The present printed edition, limited in number and edited direct from the original Manuscripts, which are now in the Royal Irish Academy, distinguishes between the contributions of the various authors and authorities, particularly between the material written in the field and material copied by scriveners from older printed and manuscript sources in the Dublin libraries and edited with scissors-and-paste into the Letters. One set of most interesting material in the present Mayo volume is the stories written for O’Donovan by Hennelly, the hedge schoolmaster of Ballintober Abbey, in which quotations in Irish are written in phonetic English script.

This Mayo volume is the ninth in a projected series of 23 volumes. O’Donovan began work at Ballina in Mayo with his colleague, Thomas O’Conor, early in May 1838. On Saturday, May 12th, he wrote the first of 70 letters to Thomas Larcom, Superintendent at the headquarters of the Survey in Dublin, reporting on their first sortie into Tirawley, where St. Patrick had built a square earthen church of clay for want of wood. Larcom, sensing the need to meet adverse criticism, was pressing his team forward. Complimenting O’Donovan on his part in the work so far on April 26th, he argued the need for ‘exceptional rapidity’ in that year’s Survey; he felt it necessary ‘to publish rapidly now, that we may get a hold on public opinion.’

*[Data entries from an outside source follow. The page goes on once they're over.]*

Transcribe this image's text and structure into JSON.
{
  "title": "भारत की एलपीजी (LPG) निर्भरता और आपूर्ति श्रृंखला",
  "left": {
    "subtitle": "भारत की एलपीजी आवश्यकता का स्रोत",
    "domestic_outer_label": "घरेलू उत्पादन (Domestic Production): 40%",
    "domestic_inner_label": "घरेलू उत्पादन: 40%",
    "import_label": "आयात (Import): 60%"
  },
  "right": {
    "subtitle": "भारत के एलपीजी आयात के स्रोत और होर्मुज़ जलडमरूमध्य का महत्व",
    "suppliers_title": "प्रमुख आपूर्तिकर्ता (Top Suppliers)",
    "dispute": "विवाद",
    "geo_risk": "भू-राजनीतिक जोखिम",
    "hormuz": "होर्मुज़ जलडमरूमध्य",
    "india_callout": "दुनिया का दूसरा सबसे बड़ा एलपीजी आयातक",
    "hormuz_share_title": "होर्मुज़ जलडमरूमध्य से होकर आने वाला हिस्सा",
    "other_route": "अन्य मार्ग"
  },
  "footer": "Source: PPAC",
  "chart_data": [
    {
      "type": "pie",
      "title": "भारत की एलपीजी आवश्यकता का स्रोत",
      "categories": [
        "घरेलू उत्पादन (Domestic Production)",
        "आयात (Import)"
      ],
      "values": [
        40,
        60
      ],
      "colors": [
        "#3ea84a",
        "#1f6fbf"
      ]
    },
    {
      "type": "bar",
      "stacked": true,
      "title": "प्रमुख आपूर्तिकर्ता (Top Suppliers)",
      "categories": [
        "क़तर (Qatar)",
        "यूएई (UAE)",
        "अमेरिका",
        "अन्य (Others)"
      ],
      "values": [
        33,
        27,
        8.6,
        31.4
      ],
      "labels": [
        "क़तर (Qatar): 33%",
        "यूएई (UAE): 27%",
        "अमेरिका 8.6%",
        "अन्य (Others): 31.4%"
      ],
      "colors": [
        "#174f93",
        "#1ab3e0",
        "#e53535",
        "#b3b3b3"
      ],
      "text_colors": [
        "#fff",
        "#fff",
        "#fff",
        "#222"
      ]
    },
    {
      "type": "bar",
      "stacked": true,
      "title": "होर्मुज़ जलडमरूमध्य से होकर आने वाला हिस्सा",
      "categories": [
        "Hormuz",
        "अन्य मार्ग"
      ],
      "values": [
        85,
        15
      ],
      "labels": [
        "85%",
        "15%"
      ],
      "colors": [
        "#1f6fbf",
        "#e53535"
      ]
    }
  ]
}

O’Donovan continued in Killala and Rathfran, while O’Conor went first east to the O’Dowda country of Killgarvan and Attymas, then west to Cross-Patrick, Kilcummin, the tribal centre at Mullafarry, and finally D·n Briste, where he quoted at length from McParlan’s Statistical Survey of the county.

On May 25th, O’Donovan parted company with O’Conor to visit on the Mullet peninsula ‘the celebrated father Lyons’, who had promised him every assistance. As well as assuring him congenial company in comfortable quarters, this enabled O’Donovan to see and report briefly on the Promontory Fort with chevaux-de-Frise of Dunnamo, to visit Brendan’s hermitage on the island of Inishglora and to record the results of Dean Lyons’s investigations on the Inishkeas. He also took down the story of Deodruisg and Dun Briste at Lyons’s dictation in the local Irish dialect.

O’Conor moved south from Ballycastle past Nephin via Nephin and Foxford, staying a night at the Pontoon Hotel; then Swinford, Ballaghaderreen, Claremorris, Ballyhaunis and Castlebar, while O’Donovan took the western route south to Westport and Ballinrobe. They met at last at Ballinrobe on August 10th, where, having compared notes, O’Donovan wrote an essay of over 100 pages on the ancient territories of the county. They wrote up the remaining Parish reports on Mayo at Tuam in late August before moving on to begin work in county Galway.